Kejadian ini terjadi sudah lewat berminggu-minggu lalu—bahkan mungkin hitungan bulan ya. Baru kubaca-baca lagi dan direvisi untuk dipost. Untuk pelajaran bagi semua lah ya…
***
Huo huo huo, ada apa gerangan gegap gempitaaa. Sebenarnya sih saya nggak pengen post soal ini sekarang, takutnya saya nggak objektif namun saya takut lupa juga jadinya ya sudah diketik ajalah ya.
Jadi ceritanya begini. #lol
Di dalam diri kita masing-masing saya yakin—apalagi pada era media sosial seperti saat ini—memiliki kecenderungan untuk memupuk bakat-bakat menjadi selebriti. Yang membedakan biasanya adalah kadarnya saja. Ambil contoh, seberapa bahagia anda ketika postingan blog tetiba mendapat lonjakan statistik di suatu minggu yang cerah? Atau ketika IG story disaksikan banyak orang? Atau postingan IG anda dilove banyak orang? Atau kalau followernya sudah sampai sekian-sekian ribu, gimana perasannya sis?

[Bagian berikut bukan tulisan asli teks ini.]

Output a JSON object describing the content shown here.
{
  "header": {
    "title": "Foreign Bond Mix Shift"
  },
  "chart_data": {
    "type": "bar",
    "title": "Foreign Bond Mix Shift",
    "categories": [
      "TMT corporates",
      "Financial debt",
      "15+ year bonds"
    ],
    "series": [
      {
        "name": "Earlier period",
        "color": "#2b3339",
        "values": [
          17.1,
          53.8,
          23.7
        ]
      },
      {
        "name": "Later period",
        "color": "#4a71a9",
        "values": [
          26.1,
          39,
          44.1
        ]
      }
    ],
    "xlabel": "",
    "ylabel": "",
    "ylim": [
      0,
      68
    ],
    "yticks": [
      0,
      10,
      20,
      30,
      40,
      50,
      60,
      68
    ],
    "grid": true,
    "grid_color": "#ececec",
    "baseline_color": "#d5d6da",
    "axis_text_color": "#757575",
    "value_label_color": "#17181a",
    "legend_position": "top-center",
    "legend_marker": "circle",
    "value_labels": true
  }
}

Tahulah ya rasanya. Meski hanya dalam skala kecil, merasa menjadi terkenal, dielu-elu dan disukai banyak orang memberikan asupan dopamin dan serotonin dalam otak yang cukup bikin terbang tinggi, dan secara kimiawi proses ini adiktif—yeah efeknya mirip-mirip narkotik. Saya kutip laman Psychology Today disini biar bisa baca langsung artikelnya yang rada-rada ilmiyah.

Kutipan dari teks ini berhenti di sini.